Ralph pointa l'escalier du haut et Eddie soupira.
— Inspecteur, vous n'êtes pas obligé.
— J'ai vu pire.
— Alors je suis juste derrière vous.
Eddie se contenta d'hocher la tête. Dans l'escalier, ils évitèrent les traces et les flaques écarlates, avant de tomber sur deux autres draps blancs imbibés de sang.
— Vous les connaissez ? demanda Ralph à l'inspecteur.
— Oui, c'est la femme et la fille de Bryce... Oh mon dieu, elle n'avait que neuf ans ! Qui oserait faire ça à une petite fille ?... Elle était si gentille... »
Ralph prit l'initiative de soulever le drap recouvrant le plus petit corps, pour soupirer. Le cou de la fille de Bryce était tordu, formant un angle impossible et une morsure se situait juste sur sa jugulaire. Il lâcha le drap et avança lentement dans le couloir. En regardant dans les pièces, il remarqua qu'aucune d'entre elles n'étaient ouvertes, ou cassées. Mais en entrant dans le bureau de Bryce, son nez s'emplit une fois de plus de l'odeur du sang.

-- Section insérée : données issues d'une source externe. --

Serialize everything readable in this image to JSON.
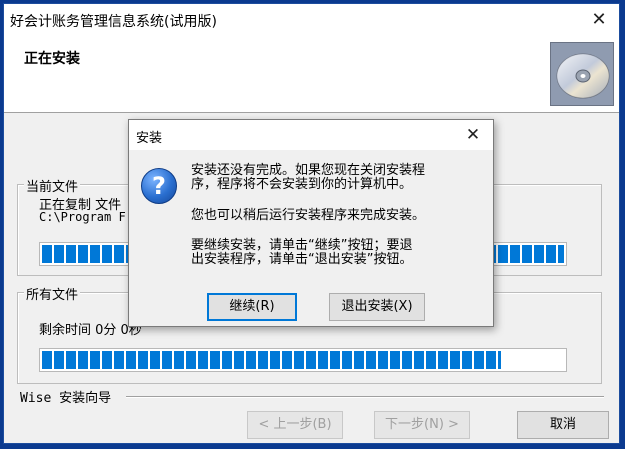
{
  "main_window": {
    "title": "好会计账务管理信息系统(试用版)",
    "close_symbol": "✕",
    "header_title": "正在安装",
    "header_icon": "cd-disc-icon",
    "current_file": {
      "group_label": "当前文件",
      "status_text": "正在复制 文件",
      "path_text": "C:\\Program F",
      "progress_percent": 100
    },
    "all_files": {
      "group_label": "所有文件",
      "remaining_time": "剩余时间 0分 0秒",
      "progress_percent": 88
    },
    "wise_label": "Wise 安装向导",
    "buttons": {
      "back": "< 上一步(B)",
      "next": "下一步(N) >",
      "cancel": "取消"
    }
  },
  "dialog": {
    "title": "安装",
    "close_symbol": "✕",
    "icon": "question-icon",
    "icon_glyph": "?",
    "message_lines": [
      "安装还没有完成。如果您现在关闭安装程",
      "序，程序将不会安装到你的计算机中。",
      "您也可以稍后运行安装程序来完成安装。",
      "要继续安装，请单击“继续”按钮；要退",
      "出安装程序，请单击“退出安装”按钮。"
    ],
    "buttons": {
      "continue": "继续(R)",
      "exit": "退出安装(X)"
    }
  },
  "colors": {
    "desktop": "#0b3a8f",
    "progress_fill": "#0078d7",
    "default_button_border": "#0078d7"
  }
}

« SA LIGNÉE S'ARRÊTE ICI »
Ralph fronça les sourcils et appela Eddie. Ce dernier arriva dans le bureau, et ne put s'empêcher de pousser un cri de surprise devant la phrase écrite en écarlate sur un mur entier du bureau de Lynch.
« Bordel de...
— C'est leur sang à tous les trois qui a été utilisé, affirma Ralph sans l'ombre d'un doute.
— ... Mais pourquoi ?...
— Inspecteur, il faudrait que l'on sorte d'ici. Vous ne pouvez pas réfléchir pour l'instant.
— Mais je...
Ralph saisit les deux épaules de l'inspecteur et le força à regarder dans ses yeux.
— Inspecteur Chapman, vous avez vu tout ce qu'il y avait à voir ici. Venez. »
De toute façon, Eddie était incapable de penser plus que ça. Il se résolu à lentement hocher la tête et à laisser Ralph le guider jusqu'à la sortie.